I personally don’t see a good reason to move such logic to the command side. The command side is where you ask the system to do something. It may reject the request (when it detects invalid input for example) or perform one or more actions. The outcome of those actions is events changing some state. If the command is merely “give me the data” and no modifications are made to the system, then it’s not a command (in CQRS sense) - it’s a query. Both commands and queries can vary from simple passthrough service to complex components having complicated business logic.

That said, one needs to keep in mid the query side is typically eventually consistent. Therefore it’s generally bad practice to have the command side rely on the query side while it makes decisions that results in state changes.

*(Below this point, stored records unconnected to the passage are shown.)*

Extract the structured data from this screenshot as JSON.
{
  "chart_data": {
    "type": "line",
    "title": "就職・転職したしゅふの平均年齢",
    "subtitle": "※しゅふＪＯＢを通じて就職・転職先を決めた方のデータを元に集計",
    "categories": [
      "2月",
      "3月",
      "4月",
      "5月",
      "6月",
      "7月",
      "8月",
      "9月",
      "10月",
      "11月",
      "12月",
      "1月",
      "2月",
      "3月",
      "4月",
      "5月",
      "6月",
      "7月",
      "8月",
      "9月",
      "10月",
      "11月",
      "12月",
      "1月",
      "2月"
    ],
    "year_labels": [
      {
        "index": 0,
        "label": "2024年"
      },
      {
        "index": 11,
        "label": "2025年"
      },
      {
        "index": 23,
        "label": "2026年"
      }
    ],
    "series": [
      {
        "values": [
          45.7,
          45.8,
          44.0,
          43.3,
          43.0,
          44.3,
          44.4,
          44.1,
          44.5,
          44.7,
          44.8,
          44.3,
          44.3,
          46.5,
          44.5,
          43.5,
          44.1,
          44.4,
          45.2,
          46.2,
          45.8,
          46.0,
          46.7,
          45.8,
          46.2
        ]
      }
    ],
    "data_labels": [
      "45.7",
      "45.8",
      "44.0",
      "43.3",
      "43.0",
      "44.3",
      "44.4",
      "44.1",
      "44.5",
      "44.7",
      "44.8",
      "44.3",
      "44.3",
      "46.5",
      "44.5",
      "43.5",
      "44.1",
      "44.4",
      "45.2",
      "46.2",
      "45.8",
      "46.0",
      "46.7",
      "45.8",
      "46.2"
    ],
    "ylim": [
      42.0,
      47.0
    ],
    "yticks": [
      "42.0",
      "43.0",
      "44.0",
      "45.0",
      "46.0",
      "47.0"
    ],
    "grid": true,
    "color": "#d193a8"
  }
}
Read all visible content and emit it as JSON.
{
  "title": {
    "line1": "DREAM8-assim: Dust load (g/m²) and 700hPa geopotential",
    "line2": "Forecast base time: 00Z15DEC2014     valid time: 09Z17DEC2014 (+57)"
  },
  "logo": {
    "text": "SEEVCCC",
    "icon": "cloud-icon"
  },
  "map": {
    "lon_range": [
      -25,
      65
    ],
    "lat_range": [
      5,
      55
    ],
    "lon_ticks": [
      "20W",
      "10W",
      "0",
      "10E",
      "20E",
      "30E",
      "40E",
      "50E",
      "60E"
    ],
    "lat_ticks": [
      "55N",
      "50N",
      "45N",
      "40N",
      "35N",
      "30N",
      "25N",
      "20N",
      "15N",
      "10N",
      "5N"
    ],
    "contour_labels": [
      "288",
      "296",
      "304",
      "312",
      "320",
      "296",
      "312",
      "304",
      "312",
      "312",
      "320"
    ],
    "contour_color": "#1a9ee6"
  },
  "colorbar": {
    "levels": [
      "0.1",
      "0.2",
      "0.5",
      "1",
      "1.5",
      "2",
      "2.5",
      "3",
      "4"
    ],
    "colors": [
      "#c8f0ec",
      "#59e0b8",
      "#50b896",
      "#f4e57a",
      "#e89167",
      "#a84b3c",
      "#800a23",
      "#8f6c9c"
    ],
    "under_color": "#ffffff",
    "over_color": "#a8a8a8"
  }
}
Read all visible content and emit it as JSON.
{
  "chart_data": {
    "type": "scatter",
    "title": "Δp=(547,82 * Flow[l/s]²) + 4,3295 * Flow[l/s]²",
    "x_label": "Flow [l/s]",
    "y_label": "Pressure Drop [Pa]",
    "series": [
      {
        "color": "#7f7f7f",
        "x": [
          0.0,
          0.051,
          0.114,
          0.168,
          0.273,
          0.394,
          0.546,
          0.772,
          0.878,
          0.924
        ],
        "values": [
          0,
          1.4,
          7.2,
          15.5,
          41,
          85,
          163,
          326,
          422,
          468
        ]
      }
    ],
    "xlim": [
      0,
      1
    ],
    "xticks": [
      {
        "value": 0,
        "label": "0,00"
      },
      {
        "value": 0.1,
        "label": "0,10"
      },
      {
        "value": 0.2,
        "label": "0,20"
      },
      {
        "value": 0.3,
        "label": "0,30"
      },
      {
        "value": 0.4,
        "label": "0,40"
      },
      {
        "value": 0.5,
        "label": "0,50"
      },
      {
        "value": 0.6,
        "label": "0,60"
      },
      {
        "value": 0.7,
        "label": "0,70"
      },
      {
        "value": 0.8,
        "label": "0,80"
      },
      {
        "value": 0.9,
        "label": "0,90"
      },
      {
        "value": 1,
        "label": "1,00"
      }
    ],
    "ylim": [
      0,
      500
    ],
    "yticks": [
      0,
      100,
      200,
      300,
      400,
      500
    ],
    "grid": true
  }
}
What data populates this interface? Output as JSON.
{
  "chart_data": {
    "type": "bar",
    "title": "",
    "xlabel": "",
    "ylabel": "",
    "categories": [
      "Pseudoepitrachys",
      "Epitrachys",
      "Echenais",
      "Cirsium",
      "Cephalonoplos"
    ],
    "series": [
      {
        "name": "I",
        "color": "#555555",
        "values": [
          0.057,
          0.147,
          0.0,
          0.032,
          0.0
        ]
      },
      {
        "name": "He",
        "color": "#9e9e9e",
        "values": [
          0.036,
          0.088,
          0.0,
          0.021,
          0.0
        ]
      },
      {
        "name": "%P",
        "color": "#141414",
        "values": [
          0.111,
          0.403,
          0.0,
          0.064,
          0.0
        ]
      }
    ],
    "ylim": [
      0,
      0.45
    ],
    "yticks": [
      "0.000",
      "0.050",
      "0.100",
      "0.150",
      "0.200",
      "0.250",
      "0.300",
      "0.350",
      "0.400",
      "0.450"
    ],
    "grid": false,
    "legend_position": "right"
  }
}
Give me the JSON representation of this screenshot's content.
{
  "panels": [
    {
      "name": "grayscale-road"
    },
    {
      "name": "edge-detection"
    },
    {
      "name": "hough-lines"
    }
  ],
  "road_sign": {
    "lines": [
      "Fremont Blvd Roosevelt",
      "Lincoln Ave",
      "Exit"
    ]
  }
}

That has nothing to do with the placement of the business logic per se. It’s about ensuring that the part of the business logic that makes decisions and changes does so based on reliable data.

Finally, given that you have existing system that already have some “source of truth” it highly depends on how you would want to evolve it. I personally don’t think Kafka itself can reliably play that role of a source of truth keeper. An event store (DB or AxonServer based) could but that would require changes that (to use your words) will be rather difficult. It is also possible to have the existing system as the source of truth and give up on event sourcing in favour of state stored aggregates. There are many options on the table. I’m afraid only a person who is familiar with the actual system and its constraints and evolution plans is in a position to make that call.